Portrait of Sultan Mehmet II, 1480
Gentile Bellini (Italian, Venetian, 1429–1507)
Istanbul, dated November 25, 1480
Oil on canvas; 25 5/8 x 20 1/2 in. (65 x 52 cm)
The National Gallery, London
Layard Bequest, 1916

Most likely painted during Gentile Bellini's two-year sojourn at the court of Mehmet II in Istanbul, this portrait identifies the sultan as Victor Orbis, Conqueror of the World. Fittingly, an arch—the universal symbol of triumph—surrounds the sitter, who is dressed in a red kaftan, a dark brown fur mantle, and a voluminous white turban carefully wrapped around a red taj, his signature headdress and a mark of his status as a Muslim. Despite its relatively poor condition and extensive retouching, the painting remains essential to our understanding of the sultan's self-image. At the same time, it confirms Gentile Bellini's status as un buon depentor che sepia retrazer (an excellent painter who knows how to make a portrait).

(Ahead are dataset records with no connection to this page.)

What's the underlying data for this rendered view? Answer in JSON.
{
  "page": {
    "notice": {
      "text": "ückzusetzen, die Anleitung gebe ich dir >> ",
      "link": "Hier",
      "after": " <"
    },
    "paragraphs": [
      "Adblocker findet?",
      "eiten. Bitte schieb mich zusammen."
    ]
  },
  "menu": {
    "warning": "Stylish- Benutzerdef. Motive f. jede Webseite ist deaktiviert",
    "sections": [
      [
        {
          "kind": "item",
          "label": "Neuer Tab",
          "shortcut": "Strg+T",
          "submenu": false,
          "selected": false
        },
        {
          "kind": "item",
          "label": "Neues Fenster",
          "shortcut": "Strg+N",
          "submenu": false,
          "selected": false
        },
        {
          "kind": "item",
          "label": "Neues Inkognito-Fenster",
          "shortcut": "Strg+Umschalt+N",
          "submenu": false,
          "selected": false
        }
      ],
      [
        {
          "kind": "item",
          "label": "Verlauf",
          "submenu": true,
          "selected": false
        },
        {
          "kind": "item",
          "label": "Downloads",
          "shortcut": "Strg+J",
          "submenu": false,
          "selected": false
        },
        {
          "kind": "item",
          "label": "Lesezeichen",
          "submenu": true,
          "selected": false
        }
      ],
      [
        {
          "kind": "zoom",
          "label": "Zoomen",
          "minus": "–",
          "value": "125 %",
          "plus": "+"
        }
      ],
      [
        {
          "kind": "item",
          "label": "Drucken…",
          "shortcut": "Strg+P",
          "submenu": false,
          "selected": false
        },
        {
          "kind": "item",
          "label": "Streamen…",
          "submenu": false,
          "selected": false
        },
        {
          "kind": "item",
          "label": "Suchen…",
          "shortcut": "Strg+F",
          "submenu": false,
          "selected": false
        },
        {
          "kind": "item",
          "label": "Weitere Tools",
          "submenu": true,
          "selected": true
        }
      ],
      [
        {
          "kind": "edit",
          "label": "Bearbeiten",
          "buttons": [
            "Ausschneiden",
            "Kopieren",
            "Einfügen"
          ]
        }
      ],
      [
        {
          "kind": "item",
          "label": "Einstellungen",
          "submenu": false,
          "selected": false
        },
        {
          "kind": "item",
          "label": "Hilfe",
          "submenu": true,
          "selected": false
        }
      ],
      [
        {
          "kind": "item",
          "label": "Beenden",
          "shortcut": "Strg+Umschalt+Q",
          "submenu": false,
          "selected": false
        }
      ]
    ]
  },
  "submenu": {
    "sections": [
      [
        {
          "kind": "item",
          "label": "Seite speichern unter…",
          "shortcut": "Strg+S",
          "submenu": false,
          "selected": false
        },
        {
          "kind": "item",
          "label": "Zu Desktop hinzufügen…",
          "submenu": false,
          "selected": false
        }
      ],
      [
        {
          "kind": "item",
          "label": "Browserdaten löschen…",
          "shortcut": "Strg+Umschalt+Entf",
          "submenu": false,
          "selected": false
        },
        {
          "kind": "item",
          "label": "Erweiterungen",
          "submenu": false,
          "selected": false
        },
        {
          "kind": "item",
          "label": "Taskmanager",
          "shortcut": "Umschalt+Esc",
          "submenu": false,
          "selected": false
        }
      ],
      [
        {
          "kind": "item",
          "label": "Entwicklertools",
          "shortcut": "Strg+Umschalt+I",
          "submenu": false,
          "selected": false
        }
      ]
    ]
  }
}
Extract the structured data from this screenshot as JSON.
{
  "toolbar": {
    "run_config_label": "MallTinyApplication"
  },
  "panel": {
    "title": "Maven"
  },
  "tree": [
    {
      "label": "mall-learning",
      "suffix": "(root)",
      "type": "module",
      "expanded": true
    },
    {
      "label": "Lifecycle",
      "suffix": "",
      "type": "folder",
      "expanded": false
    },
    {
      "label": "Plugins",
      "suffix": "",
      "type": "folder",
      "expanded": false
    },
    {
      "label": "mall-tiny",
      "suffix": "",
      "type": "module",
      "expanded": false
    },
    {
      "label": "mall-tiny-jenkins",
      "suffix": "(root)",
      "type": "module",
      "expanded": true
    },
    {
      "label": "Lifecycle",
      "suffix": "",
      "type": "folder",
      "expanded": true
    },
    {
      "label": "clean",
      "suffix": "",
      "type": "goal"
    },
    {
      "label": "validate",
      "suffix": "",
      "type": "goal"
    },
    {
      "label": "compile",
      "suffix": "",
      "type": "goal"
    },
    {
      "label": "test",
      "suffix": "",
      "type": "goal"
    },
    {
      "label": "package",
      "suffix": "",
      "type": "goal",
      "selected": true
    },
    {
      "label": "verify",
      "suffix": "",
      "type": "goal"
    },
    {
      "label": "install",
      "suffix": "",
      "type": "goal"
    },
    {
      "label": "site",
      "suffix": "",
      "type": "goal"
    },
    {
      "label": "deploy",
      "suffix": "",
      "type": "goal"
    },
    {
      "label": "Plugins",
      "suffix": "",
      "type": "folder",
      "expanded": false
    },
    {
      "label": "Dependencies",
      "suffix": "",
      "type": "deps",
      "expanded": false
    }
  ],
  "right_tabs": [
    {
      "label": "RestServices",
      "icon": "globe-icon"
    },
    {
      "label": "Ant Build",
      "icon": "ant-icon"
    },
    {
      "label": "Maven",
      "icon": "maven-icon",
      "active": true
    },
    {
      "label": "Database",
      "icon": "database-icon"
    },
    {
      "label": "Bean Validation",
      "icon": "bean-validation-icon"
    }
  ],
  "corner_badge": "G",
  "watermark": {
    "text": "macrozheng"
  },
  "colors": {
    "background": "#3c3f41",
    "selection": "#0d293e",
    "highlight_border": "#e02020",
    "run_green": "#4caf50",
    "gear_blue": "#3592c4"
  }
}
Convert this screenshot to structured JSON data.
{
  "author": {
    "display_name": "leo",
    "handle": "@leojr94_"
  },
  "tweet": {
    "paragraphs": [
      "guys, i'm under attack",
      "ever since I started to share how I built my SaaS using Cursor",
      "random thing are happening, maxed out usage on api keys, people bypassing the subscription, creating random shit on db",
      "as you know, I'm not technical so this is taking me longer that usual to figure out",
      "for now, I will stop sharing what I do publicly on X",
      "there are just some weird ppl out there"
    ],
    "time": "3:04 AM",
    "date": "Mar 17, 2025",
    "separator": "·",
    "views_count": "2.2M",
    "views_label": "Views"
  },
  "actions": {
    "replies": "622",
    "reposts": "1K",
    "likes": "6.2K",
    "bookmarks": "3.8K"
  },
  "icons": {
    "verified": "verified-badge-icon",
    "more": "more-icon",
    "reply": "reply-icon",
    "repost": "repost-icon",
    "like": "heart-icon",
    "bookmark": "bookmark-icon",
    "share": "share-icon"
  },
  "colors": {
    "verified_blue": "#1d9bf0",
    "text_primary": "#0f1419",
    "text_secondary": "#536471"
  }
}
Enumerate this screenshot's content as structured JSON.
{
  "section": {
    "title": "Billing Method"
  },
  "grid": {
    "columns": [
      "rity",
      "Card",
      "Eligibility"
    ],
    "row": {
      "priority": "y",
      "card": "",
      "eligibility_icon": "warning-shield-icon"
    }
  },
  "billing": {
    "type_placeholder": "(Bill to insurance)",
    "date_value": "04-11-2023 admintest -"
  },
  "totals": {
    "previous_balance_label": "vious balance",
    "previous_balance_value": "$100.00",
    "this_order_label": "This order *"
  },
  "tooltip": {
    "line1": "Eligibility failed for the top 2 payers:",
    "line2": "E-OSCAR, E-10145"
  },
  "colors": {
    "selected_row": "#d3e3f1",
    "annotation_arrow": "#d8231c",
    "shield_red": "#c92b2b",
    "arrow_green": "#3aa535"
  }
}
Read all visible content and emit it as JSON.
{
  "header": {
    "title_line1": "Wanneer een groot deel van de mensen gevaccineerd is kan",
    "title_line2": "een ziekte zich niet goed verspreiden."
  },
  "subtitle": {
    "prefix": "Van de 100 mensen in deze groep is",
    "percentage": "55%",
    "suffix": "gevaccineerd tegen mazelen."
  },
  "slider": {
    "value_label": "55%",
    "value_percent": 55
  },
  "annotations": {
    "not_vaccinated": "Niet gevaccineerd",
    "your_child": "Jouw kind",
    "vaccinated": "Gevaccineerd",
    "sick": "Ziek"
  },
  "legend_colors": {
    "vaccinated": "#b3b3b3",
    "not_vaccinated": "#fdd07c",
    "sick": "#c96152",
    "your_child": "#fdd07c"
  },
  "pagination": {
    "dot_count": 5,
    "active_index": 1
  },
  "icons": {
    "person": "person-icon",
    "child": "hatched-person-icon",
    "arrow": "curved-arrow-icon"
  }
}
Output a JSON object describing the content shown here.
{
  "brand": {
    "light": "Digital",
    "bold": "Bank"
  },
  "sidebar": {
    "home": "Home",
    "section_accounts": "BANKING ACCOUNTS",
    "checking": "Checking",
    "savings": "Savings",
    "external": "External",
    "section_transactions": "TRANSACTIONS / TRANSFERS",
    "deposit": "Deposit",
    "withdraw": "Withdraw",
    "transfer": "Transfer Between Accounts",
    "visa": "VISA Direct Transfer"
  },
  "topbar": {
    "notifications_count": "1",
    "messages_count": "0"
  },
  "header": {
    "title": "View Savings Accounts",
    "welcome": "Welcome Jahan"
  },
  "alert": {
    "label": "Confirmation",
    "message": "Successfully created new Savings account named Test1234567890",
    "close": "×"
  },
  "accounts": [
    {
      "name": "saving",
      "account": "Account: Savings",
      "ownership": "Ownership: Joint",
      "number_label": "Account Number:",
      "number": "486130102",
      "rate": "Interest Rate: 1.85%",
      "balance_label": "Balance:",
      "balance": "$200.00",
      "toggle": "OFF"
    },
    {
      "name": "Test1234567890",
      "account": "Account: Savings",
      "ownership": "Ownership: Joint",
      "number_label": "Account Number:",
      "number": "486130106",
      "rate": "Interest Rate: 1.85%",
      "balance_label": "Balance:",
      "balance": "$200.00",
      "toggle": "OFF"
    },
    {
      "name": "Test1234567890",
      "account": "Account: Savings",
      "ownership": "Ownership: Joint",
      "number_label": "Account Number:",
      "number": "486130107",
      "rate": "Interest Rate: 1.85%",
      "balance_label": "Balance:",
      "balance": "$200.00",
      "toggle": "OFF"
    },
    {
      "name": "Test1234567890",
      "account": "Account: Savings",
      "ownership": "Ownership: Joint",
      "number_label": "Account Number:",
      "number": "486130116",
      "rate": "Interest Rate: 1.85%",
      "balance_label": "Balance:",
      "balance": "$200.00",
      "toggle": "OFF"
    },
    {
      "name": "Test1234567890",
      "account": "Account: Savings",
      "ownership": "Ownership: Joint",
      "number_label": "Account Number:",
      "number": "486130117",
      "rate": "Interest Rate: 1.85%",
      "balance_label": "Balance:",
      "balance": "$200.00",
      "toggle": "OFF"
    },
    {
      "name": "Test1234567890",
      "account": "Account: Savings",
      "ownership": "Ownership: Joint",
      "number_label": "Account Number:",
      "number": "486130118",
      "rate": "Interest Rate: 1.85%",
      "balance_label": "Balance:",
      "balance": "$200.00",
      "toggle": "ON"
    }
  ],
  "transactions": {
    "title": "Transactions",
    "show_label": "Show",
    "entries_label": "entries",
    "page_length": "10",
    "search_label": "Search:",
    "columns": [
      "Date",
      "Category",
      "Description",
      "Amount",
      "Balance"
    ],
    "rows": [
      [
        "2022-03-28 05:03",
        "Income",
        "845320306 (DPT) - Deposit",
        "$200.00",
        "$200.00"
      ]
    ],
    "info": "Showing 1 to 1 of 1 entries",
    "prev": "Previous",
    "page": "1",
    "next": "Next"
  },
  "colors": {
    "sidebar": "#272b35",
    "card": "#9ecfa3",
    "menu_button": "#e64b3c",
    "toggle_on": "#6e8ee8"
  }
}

Giovanni della Volta with His Wife and Children, 1547
Lorenzo Lotto (Italian, Venetian, ca. 1480–1556)
Oil on canvas; 42 1/2 x 55 1/2 in. (107.5 x 140.5 cm)
The National Gallery, London
Bequeathed by Miss Sarah Solly, 1879

The Venetian painter Lorenzo Lotto often depicted Anatolian carpets like those imported to Italy during the sixteenth century and he exhibited a particular sensitivity to their beauty. Lotto can be credited with establishing a vogue for family portraits around a rug-covered table with works such as this one, an intimate depiction of the artist's landlord with his wife and two young children.

Portolan, 1421
Francesco de Cesanis
Venice
Ink and watercolor on parchment; 22 7/8 x 38 in. (58 x 96.6 cm)
Museo Civico Correr, Venice

To navigate the Mediterranean coastline and to find the best route between port cities, Venetian sailors and merchants employed portolans, or sea atlases, like this fifteenth-century example. The map's tattered edges and numerous holes provide tangible evidence of the frequency with which it was once used shipboard.

Map in a wooden case, 1738
Istanbul
Ink and colors on paper glued on a wooden support; housed in a painted wooden case; 30.1 x 14.2 in. (76.5 x 36 cm)
Museo Civico Correr, Venice

This intriguing work, preserved in the Museo Civico Correr, is a qibla-indicator, a tool used to locate Mecca from other places in the world. The upper half of the lower medallion shows a European-style map; a magnetic compass is inserted at its apex, and a pointer, its pivot fixed on Mecca, can be oscillated over the map. A table below provides numerical values to the cities; by using these numbers and the pointer, one can find the direction of prayer. Naturalistic flowers inspired by European designs fill the space around the medallions and decorate the frame.